Est-ce que les humoristes vont trop loin lorsqu'ils se font passer pour la reine en demandant des nouvelles d'une princesse enceinte? Au contraire. Ils s'aventurent dans des sentiers mille fois empruntés. La presse britannique a pourtant fait tout un plat de ce canular avant même qu'il ne tourne au drame. Et elle ne cesse depuis de tenir ses auteurs responsables du suicide de Jacintha Saldanha.

Cela en dit davantage sur l'importance démesurée - et malsaine - accordée à la famille royale en Grande-Bretagne que sur les entorses au respect de la vie privée de deux animateurs de radio en manque d'attention (que Scotland Yard souhaite interroger et voir extradés de l'Australie vers le Royaume-Uni).

Un drame a eu lieu. Il ne se trouve pas de responsables mieux choisis en Grande-Bretagne que des Australiens, sujets parmi les récalcitrants de Sa Majesté, toujours prêts à remettre en question leur allégeance à la Couronne. Contrairement à leurs cousins canadiens, qui ne cessent de mieux embrasser la monarchie...

Cette histoire, je le répète, est faite d'une multitude d'hypocrisies.
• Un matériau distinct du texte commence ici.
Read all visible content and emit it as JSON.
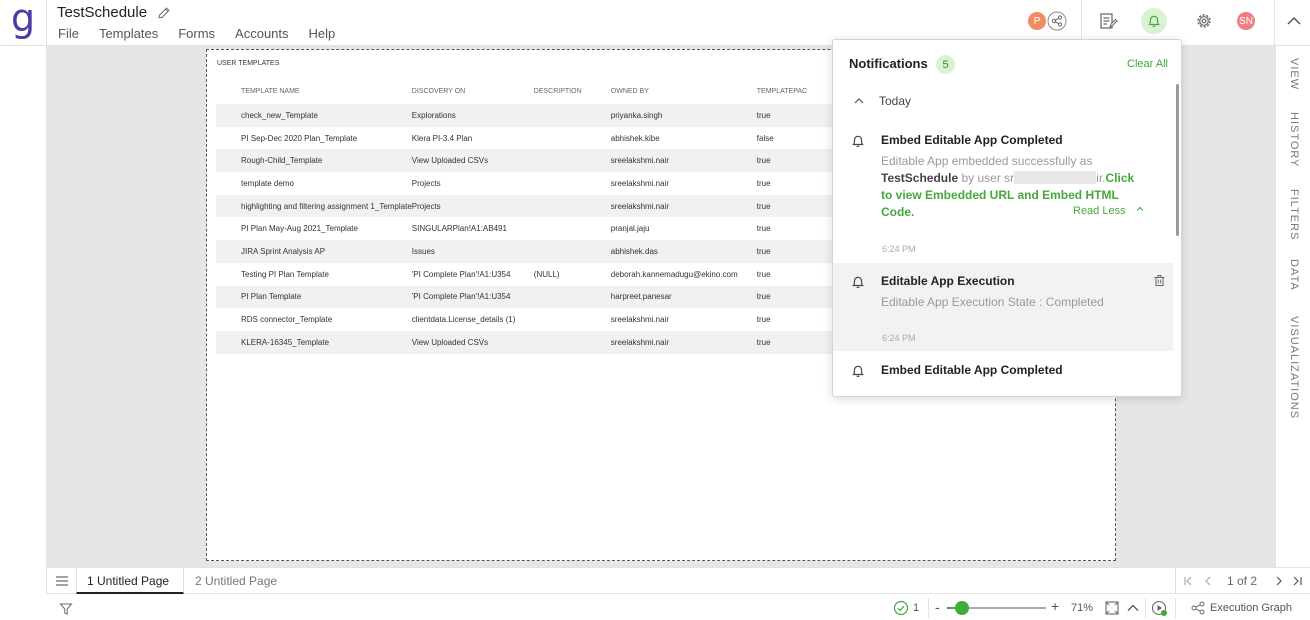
{
  "header": {
    "logo": "g",
    "app_title": "TestSchedule",
    "menu": [
      "File",
      "Templates",
      "Forms",
      "Accounts",
      "Help"
    ],
    "avatar_p": "P",
    "avatar_user": "SN"
  },
  "templates": {
    "heading": "USER TEMPLATES",
    "columns": [
      "TEMPLATE NAME",
      "DISCOVERY ON",
      "DESCRIPTION",
      "OWNED BY",
      "TEMPLATEPAC"
    ],
    "rows": [
      [
        "check_new_Template",
        "Explorations",
        "",
        "priyanka.singh",
        "true"
      ],
      [
        "PI Sep-Dec 2020 Plan_Template",
        "Klera PI-3.4 Plan",
        "",
        "abhishek.kibe",
        "false"
      ],
      [
        "Rough-Child_Template",
        "View Uploaded CSVs",
        "",
        "sreelakshmi.nair",
        "true"
      ],
      [
        "template demo",
        "Projects",
        "",
        "sreelakshmi.nair",
        "true"
      ],
      [
        "highlighting and filtering assignment 1_Template",
        "Projects",
        "",
        "sreelakshmi.nair",
        "true"
      ],
      [
        "PI Plan May-Aug 2021_Template",
        "SINGULARPlan!A1:AB491",
        "",
        "pranjal.jaju",
        "true"
      ],
      [
        "JIRA Sprint Analysis AP",
        "Issues",
        "",
        "abhishek.das",
        "true"
      ],
      [
        "Testing PI Plan Template",
        "'PI Complete Plan'!A1:U354",
        "(NULL)",
        "deborah.kannemadugu@ekino.com",
        "true"
      ],
      [
        "PI Plan Template",
        "'PI Complete Plan'!A1:U354",
        "",
        "harpreet.panesar",
        "true"
      ],
      [
        "RDS connector_Template",
        "clientdata.License_details (1)",
        "",
        "sreelakshmi.nair",
        "true"
      ],
      [
        "KLERA-16345_Template",
        "View Uploaded CSVs",
        "",
        "sreelakshmi.nair",
        "true"
      ]
    ]
  },
  "right_tabs": [
    "VIEW",
    "HISTORY",
    "FILTERS",
    "DATA",
    "VISUALIZATIONS"
  ],
  "pages": {
    "tab1": "1 Untitled Page",
    "tab2": "2 Untitled Page",
    "pager": "1 of 2"
  },
  "status": {
    "check_count": "1",
    "zoom": "71%",
    "zoom_level": 0.15,
    "execution_graph": "Execution Graph"
  },
  "notifications": {
    "title": "Notifications",
    "count": "5",
    "clear_all": "Clear All",
    "section": "Today",
    "items": [
      {
        "title": "Embed Editable App Completed",
        "body_pre": "Editable App embedded successfully as ",
        "body_app": "TestSchedule",
        "body_mid": " by user sr",
        "body_post_user": "ir.",
        "body_link": "Click to view Embedded URL and Embed HTML Code.",
        "read_less": "Read Less",
        "time": "6:24 PM"
      },
      {
        "title": "Editable App Execution",
        "body": "Editable App Execution State : Completed",
        "time": "6:24 PM"
      },
      {
        "title": "Embed Editable App Completed"
      }
    ]
  },
  "colors": {
    "accent_green": "#45a83a",
    "logo_purple": "#4b3aa8",
    "avatar_p": "#f08c64",
    "avatar_sn": "#f07c84"
  }
}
Il est pour le moins ironique d'entendre certains humoristes québécois, grands adeptes d'insolences téléphoniques, appeler au respect de l'intimité de la famille royale en réclamant un code d'éthique du canular. Pardon?
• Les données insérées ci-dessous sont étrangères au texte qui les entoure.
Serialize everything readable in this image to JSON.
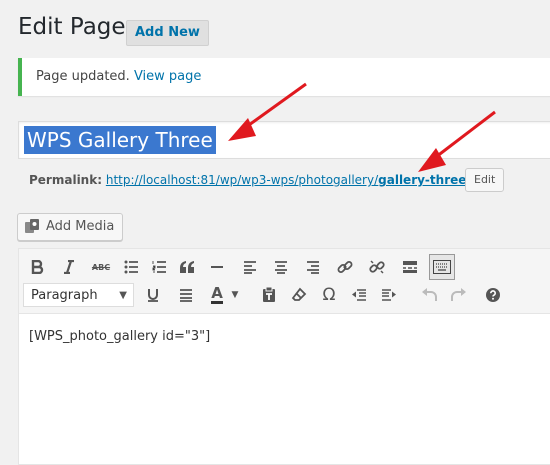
{
  "header": {
    "title": "Edit Page",
    "add_new_label": "Add New"
  },
  "notice": {
    "text": "Page updated.",
    "link": "View page",
    "accent_color": "#46b450"
  },
  "title_field": {
    "value": "WPS Gallery Three",
    "selection_color": "#3b78cf"
  },
  "permalink": {
    "label": "Permalink:",
    "url_base": "http://localhost:81/wp/wp3-wps/photogallery/",
    "slug": "gallery-three",
    "url_tail": "/",
    "edit_label": "Edit"
  },
  "media": {
    "add_media_label": "Add Media"
  },
  "editor": {
    "format_value": "Paragraph",
    "content": "[WPS_photo_gallery id=\"3\"]",
    "toolbar_row1": [
      "bold-icon",
      "italic-icon",
      "strikethrough-icon",
      "bullet-list-icon",
      "numbered-list-icon",
      "blockquote-icon",
      "horizontal-line-icon",
      "align-left-icon",
      "align-center-icon",
      "align-right-icon",
      "link-icon",
      "unlink-icon",
      "read-more-icon",
      "toolbar-toggle-icon"
    ],
    "toolbar_row2": [
      "underline-icon",
      "justify-icon",
      "text-color-icon",
      "paste-text-icon",
      "clear-formatting-icon",
      "special-character-icon",
      "outdent-icon",
      "indent-icon",
      "undo-icon",
      "redo-icon",
      "help-icon"
    ],
    "glyphs": {
      "strike": "ABC",
      "omega": "Ω",
      "text_color": "A"
    }
  },
  "annotation_color": "#e0191f",
  "link_color": "#0073aa"
}
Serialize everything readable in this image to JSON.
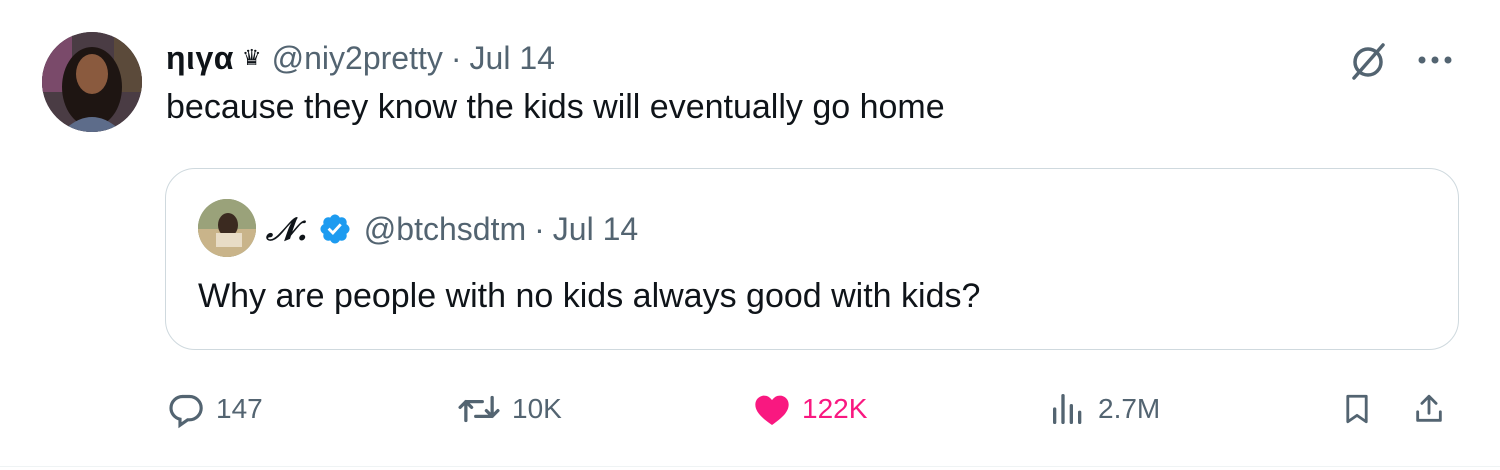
{
  "tweet": {
    "author": {
      "display_name": "ηιγα",
      "badge_icon": "crown-icon",
      "handle": "@niy2pretty",
      "separator": "·",
      "date": "Jul 14"
    },
    "text": "because they know the kids will eventually go home",
    "quote": {
      "display_name": "𝒩.",
      "verified": true,
      "handle": "@btchsdtm",
      "separator": "·",
      "date": "Jul 14",
      "text": "Why are people with no kids always good with kids?"
    },
    "actions": {
      "replies": "147",
      "reposts": "10K",
      "likes": "122K",
      "views": "2.7M"
    },
    "colors": {
      "like": "#f91880",
      "verified": "#1d9bf0",
      "secondary_text": "#536471",
      "border": "#cfd9de"
    }
  }
}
Ils ignorent sans doute à dessein les emplois que leurs propres frasques ont dû mettre en péril dans l'entourage de leurs victimes, parmi des assistants de bonne foi ayant heureusement su mieux vivre que Jacintha Saldanha avec l'humiliation d'avoir été dupés.
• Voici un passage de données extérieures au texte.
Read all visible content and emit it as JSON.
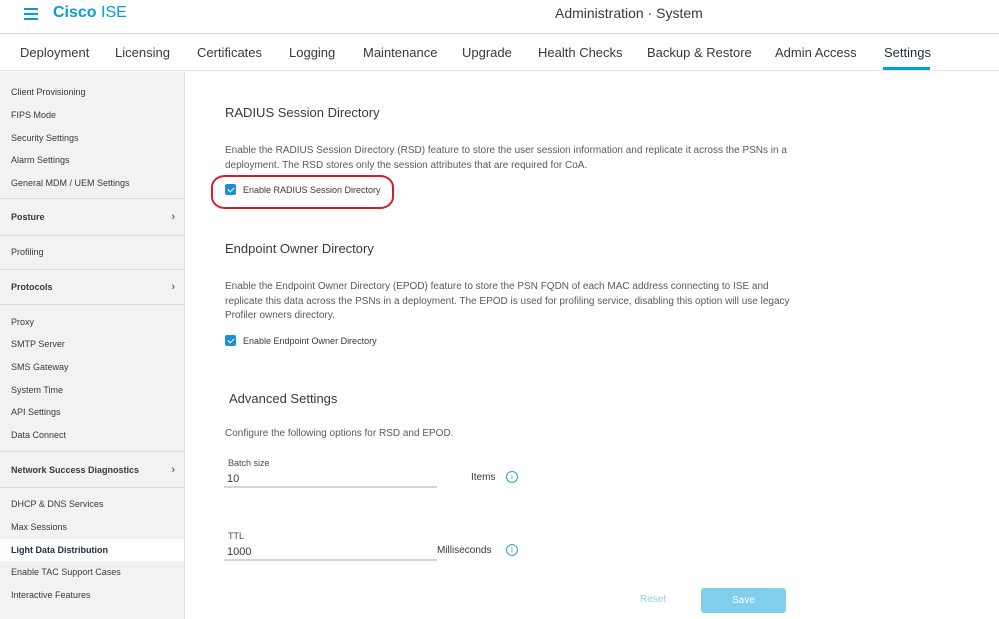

Le canular, par définition, est trompeur. On ne peut sérieusement s'en offusquer chez les autres quand on en a fait son propre gagne-pain, peu importe les nuances qui s'imposent dans sa réalisation. Depuis une vingtaine d'années, ce genre de coup monté est pratiquement devenu une spécialité québécoise, au même titre que le ski acrobatique et le pâté chinois.

Plutôt que de tenter avec insistance de se distancier de ce canular - pas assez drôle, trop «jaune», pas revendiqué en ondes, etc. -, les humoristes québécois qui sont friands du genre devraient prendre conscience des dérapages inhérents à sa pratique. Et se compter chanceux qu'un drame pareil ne se soit pas produit à la suite de l'un de leurs insolents coups de fil.